Ini berfungsi mengukur kemampuan seseorang di bidang angka, dalam rangka berpikir terstruktur dan logis matematis. Tes ini meliputi Aritmetik (hitungan), Seri (deret bilangan), Logika Bilangan (Komparasi Kuantitatif) dan Logika Aritmetik (soal cerita). Ada beberapa trik yang dapat mempercepat penghitungan. Salah satu favorit saya adalah x/ 8. Misal 37.5% dari 16 = 3/8 x 16 = 6. Bila dikerjakan secara biasa akan melakukan perkalian 3 digit dengan 2 digit = 6 kali perkalian ditambah beberapa penjumlahan. Sedangkan dijadikan pecahan cukup 1 pembagian (penyederhanaan), 1 perkalian dan selesai.

  1. Tes logika

Berfungsi mengukur kemampuan seseorang dalam penalaran dan pemecahan persoalan secara logis atau masuk akal. Tes logika ini meliputi tes logika umum, tes analisa pernyataan dan kesimpulan (silogisme), tes logika cerita dan tes logika diagram.  – Pelatihan TPA di Jakarta

  1. Tes spasial atau tes gambar

Berfungsi mengukur daya logika ruang yang dimiliki seseorang. Tes ini meliputi antara lain tes padanan hubungan gambar, tes seri gambar, tes pengelompokan gambar, tes bayangan gambar dan tes identifikasi gambar.  – Pelatihan TPA di Jakarta

Pelatihan TPA di Jakarta

Pelatihan TPA Penting

Pelatihan TPA Penting

Pelatihan TPA Penting

Pelatihan TPA – Rekan pembaca, mungkin Anda pernah mengikuti soal test TPA dan bagaimana rasanya? Saya percaya bahwa kalian setuju jika rileks itu sangat penting dalam menghadapi tes potensi akedemik. Karena dengan pikiran yang tenang serta rileks, kita dapat menemukan dan berpikir dengan mudah serta cepat bukan?Coba Anda bandingkan ketika pikiran sedang kacau atau fokus memikirkan suatu hal diluar soal TPA, maka yang kita hadapi bukanlah soal TPA, tetapi sebuah pikiran-pikiran rumit yang mampu membuyarkan semua konsentrasi.

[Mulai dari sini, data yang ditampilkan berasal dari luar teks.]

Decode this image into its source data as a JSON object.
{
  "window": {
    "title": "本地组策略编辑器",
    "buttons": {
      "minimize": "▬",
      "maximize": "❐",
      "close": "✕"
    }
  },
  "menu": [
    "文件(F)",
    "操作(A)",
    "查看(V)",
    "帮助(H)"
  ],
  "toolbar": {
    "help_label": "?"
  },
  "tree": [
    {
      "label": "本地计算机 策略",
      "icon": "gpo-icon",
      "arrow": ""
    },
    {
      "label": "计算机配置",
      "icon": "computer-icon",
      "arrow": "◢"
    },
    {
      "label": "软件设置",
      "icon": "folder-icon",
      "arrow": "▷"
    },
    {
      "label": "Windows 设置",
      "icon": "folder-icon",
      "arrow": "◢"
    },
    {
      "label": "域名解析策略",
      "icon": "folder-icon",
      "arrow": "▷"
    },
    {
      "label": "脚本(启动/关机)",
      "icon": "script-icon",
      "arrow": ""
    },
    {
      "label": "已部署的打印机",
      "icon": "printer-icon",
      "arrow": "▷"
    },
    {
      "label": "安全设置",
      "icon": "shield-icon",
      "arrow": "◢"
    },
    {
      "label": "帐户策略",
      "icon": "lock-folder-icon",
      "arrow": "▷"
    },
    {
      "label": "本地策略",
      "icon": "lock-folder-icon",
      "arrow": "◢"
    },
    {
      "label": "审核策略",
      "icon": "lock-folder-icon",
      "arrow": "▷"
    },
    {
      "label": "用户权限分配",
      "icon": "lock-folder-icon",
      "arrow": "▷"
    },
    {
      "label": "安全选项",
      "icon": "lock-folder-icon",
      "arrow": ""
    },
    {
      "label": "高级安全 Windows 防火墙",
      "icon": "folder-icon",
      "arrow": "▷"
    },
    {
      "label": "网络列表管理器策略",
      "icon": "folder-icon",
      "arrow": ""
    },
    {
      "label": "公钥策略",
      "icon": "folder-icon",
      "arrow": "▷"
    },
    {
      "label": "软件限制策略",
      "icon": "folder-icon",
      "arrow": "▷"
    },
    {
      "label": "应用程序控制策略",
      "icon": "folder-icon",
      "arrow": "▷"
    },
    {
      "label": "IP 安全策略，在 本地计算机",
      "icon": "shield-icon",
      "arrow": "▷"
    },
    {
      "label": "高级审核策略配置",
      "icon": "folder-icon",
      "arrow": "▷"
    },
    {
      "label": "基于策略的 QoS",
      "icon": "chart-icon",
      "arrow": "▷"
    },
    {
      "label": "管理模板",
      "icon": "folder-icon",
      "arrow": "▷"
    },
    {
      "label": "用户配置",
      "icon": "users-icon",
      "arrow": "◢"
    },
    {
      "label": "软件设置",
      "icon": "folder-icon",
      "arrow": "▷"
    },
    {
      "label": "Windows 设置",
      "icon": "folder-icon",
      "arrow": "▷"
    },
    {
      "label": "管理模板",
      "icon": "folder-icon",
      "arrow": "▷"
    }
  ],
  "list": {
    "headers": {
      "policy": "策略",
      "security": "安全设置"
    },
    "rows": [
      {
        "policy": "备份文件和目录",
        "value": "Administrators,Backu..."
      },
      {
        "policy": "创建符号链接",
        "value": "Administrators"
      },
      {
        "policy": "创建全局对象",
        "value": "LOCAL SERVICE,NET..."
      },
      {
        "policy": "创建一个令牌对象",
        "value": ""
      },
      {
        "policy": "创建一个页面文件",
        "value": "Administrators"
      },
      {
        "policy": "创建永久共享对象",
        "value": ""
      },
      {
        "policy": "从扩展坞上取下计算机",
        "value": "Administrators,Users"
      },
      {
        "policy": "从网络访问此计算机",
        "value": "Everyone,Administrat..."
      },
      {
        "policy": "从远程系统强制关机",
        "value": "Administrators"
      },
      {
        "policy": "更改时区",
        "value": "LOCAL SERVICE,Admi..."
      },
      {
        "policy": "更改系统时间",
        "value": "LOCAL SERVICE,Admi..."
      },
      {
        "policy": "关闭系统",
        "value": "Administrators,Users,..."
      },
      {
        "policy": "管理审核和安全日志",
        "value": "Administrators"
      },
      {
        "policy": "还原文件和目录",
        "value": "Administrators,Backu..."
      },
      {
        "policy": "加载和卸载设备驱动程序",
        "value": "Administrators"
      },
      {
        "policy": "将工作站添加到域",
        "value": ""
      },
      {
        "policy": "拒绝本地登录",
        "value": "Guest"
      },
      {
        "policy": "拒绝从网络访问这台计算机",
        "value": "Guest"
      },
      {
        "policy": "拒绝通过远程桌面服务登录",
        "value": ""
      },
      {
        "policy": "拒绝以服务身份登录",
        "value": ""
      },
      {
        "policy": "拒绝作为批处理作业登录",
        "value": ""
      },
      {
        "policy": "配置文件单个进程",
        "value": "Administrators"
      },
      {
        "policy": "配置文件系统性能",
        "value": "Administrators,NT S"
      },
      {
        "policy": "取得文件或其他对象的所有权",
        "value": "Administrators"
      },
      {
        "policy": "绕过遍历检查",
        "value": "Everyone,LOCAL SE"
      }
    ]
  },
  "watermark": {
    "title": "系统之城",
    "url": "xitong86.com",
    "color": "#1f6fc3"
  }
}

Untuk itu, saya memberikan tips kepada Anda bagaimana menemukan sebuah pikiran yang rileks, tenang, dan terkondisi dengan baik. Oke, tanpa basa basi, kita simak yuk tipsnya. J

Jadikan pikiran Anda layaknya kacamata kuda

Anda mengetahui apa itu kacamata kuda? Ya, kacamata kuda merupakan sebuah desain khusus yang membuat Anda sulit melirik ke samping dan selalu terfokus ke suatu hal. Begitupun dalam menghadapi soal tes TPA, Anda harus terus fokus mengikuti pelatihan, berlatih sendiri, dan membiasakan diri untuk mengerjakan soal dengan cepat. Jauh-jauh hari sebelum TPA dimulai, ada baiknya Anda tidak memikirkan banyak masalah yang mungkin terjadi di keluarga atau lingkungan pergaulan. Caranya, jangan terlalu banyak menemui teman, dan jangan terlalu jauh terlibat dengan masalah yang ada di sekitar Anda. Juga, pergi ke suatu tempat yang menyenangkan diperlukan untuk menjernihkan pikiran.

Sistem SKS itu tidak baik

Lakukan latihan soal tes TPA pada awal waktu dan jangan gunakan sistem kebut semalam. Ada banyak anak muda atau pemula yang berlatih tiga atau empat hari sebelum tes potensi akademik diterapkan. Rata-rata dari mereka baru menyadari bahwa soal tes TPA ternyata cukup sulit dan mulai berlatih dengan keras. Padahal, latihan dengan sistem SKS hanya akan memberatkan otak dan pada akhirnya Andasulit berkonsentrasi pada ujian yang sesungguhnya.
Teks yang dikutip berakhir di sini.